Od stycznia do czerwca tego roku zatrudnienie w ramach prac interwencyjnych znalazło ponad 17 600 bezrobotnych – wynika z danych, do których dotarł DGP. To o 10,5 proc. mniej niż przed rokiem i aż 30 proc. w stosunku do 2022 r. Zdaniem ekspertów spadek zainteresowania pracodawców tą formą aktywizacji zawodowej wiąże się ze zmianą przepisów. 1 czerwca weszła w życie ustawa z 20 marca 2025 r. o rynku pracy i służbach zatrudnienia (Dz.U. 2025 r. poz. 620), która zwiększyła kwotę wsparcia dla firm na zatrudnianie bezrobotnych. Dziś na ten cel można otrzymać równowartość minimalnej pensji, czyli 4666 zł brutto. Przed zmianami wysokość comiesięcznej refundacji wynikała z umowy zawartej ze starostą. Jeśli zatrudnienie dotyczyło połowy wymiaru czasu pracy, na okres do 6 miesięcy, wtedy pomoc wynosiła nie więcej niż 50 proc. najniższego wynagrodzenia. W praktyce zaś mniej, bo jak wyliczyły powiatowe urzędy pracy, było to średnio około 1700 zł brutto na bezrobotnego miesięcznie, czyli ponad 2,5 razy mniej niż obecnie. Pracownicy pośredniaków spodziewają się, że wyższa kwota wsparcia odwróci negatywny trend i spowoduje ponowny boom na prace interwencyjne wśród pracodawców. To istotne, bo bezrobocie w kraju odbija. Jak wynika z ostatnich danych MRPiPS, na koniec lipca wyniosło 5,4 proc. wobec 5 proc. przed rokiem i 5,2 proc. w czerwcu.

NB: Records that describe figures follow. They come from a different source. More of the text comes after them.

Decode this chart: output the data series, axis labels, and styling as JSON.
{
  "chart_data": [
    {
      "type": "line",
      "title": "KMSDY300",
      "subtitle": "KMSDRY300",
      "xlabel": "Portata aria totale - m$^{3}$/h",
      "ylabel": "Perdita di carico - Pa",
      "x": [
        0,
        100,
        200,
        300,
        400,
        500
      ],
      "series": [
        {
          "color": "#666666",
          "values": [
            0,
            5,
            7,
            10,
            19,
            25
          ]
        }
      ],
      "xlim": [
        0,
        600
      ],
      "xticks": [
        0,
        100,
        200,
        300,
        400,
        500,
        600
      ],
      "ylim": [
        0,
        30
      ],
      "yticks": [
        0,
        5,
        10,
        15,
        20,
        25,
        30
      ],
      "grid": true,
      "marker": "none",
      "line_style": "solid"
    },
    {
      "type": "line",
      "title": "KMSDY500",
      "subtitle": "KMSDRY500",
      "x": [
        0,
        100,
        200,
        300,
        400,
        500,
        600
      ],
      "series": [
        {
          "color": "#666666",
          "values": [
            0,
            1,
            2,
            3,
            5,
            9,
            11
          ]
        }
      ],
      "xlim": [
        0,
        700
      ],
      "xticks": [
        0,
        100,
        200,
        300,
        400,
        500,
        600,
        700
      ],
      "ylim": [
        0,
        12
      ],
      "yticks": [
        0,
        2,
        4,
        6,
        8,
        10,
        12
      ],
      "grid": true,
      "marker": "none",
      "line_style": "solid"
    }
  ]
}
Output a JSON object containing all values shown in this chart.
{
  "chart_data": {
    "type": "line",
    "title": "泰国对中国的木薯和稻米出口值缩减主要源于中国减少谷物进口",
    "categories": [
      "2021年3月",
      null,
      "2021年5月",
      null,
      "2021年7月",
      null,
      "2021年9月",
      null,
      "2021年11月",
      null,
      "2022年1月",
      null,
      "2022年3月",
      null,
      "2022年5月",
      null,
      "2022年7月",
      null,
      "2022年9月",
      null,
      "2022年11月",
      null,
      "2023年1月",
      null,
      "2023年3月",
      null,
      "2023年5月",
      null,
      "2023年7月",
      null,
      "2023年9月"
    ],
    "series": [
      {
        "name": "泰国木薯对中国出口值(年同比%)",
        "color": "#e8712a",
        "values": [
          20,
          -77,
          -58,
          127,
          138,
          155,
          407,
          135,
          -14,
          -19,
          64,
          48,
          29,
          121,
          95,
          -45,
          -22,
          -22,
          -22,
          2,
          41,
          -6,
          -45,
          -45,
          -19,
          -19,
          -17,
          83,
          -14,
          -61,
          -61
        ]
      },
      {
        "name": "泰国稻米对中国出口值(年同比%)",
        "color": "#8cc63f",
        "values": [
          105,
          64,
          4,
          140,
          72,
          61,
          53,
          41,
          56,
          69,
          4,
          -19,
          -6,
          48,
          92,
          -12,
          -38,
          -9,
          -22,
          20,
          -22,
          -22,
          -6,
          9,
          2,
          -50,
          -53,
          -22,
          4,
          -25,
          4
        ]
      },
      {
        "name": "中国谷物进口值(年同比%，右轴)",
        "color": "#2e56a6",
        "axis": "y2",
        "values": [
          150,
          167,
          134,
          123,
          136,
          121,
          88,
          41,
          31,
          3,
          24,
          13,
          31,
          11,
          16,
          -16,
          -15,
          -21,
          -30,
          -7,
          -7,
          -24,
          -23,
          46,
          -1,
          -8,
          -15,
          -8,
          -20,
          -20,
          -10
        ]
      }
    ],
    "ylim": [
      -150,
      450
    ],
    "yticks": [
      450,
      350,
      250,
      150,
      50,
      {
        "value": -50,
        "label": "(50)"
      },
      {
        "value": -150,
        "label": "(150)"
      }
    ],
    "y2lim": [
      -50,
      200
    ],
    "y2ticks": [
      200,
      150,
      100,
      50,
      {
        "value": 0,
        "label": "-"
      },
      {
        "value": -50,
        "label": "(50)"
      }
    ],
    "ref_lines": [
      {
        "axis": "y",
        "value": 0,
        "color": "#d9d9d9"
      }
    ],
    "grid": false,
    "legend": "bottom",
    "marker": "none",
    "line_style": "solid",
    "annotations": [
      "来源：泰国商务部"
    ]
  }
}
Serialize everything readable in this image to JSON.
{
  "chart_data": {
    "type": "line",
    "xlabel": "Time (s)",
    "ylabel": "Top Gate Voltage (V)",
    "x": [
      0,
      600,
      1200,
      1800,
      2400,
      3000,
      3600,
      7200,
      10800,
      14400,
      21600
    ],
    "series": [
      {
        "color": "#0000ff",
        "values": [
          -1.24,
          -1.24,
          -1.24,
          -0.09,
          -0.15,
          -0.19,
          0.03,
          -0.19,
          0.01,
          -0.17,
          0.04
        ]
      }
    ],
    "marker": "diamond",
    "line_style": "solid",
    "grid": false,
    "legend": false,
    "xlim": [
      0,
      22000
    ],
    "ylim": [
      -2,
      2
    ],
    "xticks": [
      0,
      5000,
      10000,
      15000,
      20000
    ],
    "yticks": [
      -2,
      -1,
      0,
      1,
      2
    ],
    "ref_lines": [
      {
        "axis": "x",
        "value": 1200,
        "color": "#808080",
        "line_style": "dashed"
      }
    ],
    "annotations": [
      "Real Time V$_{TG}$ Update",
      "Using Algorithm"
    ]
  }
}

Nie wszędzie są nabory wniosków na aktywizację bezrobotnych

Zdaniem Roberta Lisickiego, dyrektora Departamentu Pracy Konfederacji Lewiatan, podwyżka wsparcia od 1 czerwca może zachęcić firmy do częstszego łatania braków kadrowych osobami zarejestrowanymi w urzędach pracy.

Pracodawcy przyznają, że poziom wsparcia jest zachęcający. Wskazują jednak na pewną barierę.

– Problem w tym, że w wielu regionach kraju nie są prowadzone nabory wniosków. W innych z kolei, ze względu na znaczne wykorzystanie środków finansowych przez urzędy w pierwszej połowie roku, kwota pomocy jest niższa niż minimalne wynagrodzenie, do czego zresztą uprawnia ustawa – mówi jeden z pracodawców.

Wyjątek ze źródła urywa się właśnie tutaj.